Во время всего этого разговора Таддео оставался молчаливым и задумчивым, и граф наконец заметил это.

«Мой друг, — сказал он, — почему ты так печален? Может ли быть, как у д'Аркура только что, что у тебя есть какие-то сомнения или колебания по поводу нашего дела? Ты колеблешься перед лицом опасностей?»

Таддео, как будто пробудившись от сна, сказал: «Опасности я с нетерпением призываю, как способные освободить меня от жизни, которая стала бременем».

Монте-Леоне побледнел при этих словах, ибо он знал причину его глубокого отчаяния; и жало раскаяния пронзило его сердце. Прежде, однако, чем друзья Таддео успели расспросить его, странный случай привлек внимание участников этой сцены.

Шум, сначала слабый, а затем более громкий, напоминавший звук паука в своей паутине, внезапно прервал разговор. Казалось, он исходил изнутри одной из панелей.

«Вот он, — сказал Монте-Леоне, указывая на один из книжных шкафов.

«Да, — сказал фон Апсберг со знаком восхищения.

«Нас могли подслушать?» — сказал д'Аркур.

«Думаю, да», — сказал лже-Матеус.

Виконт и Таддео немедленно достали пистолеты из карманов и взвели курки.

«Это бесполезно, — сказал врач, указывая на оружие своих друзей. — Наденьте свои маскировочные костюмы, ибо нет необходимости даже братьям знать вас. Кант сказал: когда есть секрет, который нужно хранить, желательно, чтобы все, кому он доверен, были глухими, слепыми и немыми. Давайте же никого не искушать и помнить, что здесь нет никого, кроме врача и двух пациентов».

«Но граф, — сказал д'Аркур, — о нем забыли?»

«Ах, — сказал доктор, — его должны увидеть».

Шум усилился, и в маленьких постукиваниях по дереву было заметно нетерпение.

«Это он, не так ли?» — сказал Монте-Леоне.

«Да, — сказал Фридрих, — ибо никто другой не пользуется этим входом».

Фон Апсберг затем подошел к библиотеке и нажал на пружину, которая открыла панель, на которой были расставлены книги. Ключом доктор затем открыл другую дверь, через которую вошел человек. День клонился к закату, и тени ночи окутывали почти всю комнату.
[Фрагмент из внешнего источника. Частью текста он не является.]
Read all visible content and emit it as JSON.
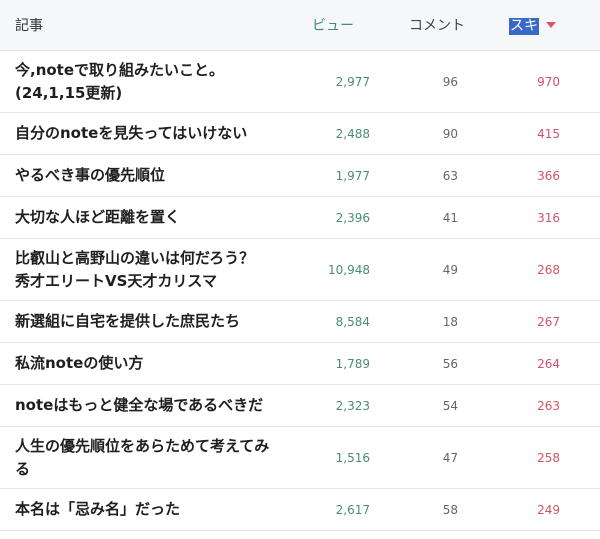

Сцена, которую мы описываем, происходила в самой отдаленной и, следовательно, в самой темной части огромной студии. Появление этого человека приняло ужасный и фантастический вид.

«Ах! что там такого срочного, что вы так беспокоитесь, мой дорогой Пиньяна?» — сказал граф вошедшему.

Синьор Пиньяна, наш старый неаполитанский знакомый, мнимый портной и владелец Этрусского дома, таинственный проводник графа среди руин Сан-Паоло, поклонился до земли, как он всегда делал перед графом, и явно собирался заговорить, когда внезапно остановился и указал на крестьянина и милорда, профили которых он мог отчетливо видеть в лунном луче, проникавшем через одно из окон.

«Они братья, — сказал Матеус, — вы можете говорить».

«Ну тогда, — сказал Пиньяна, задетый резкой манерой графа, — я посчитал дело срочным (он сделал ударение на последнем слове) и поэтому пришел предупредить ваше превосходительство об опасности».

«Какая опасность?» — спросил граф со своим обычным хладнокровием.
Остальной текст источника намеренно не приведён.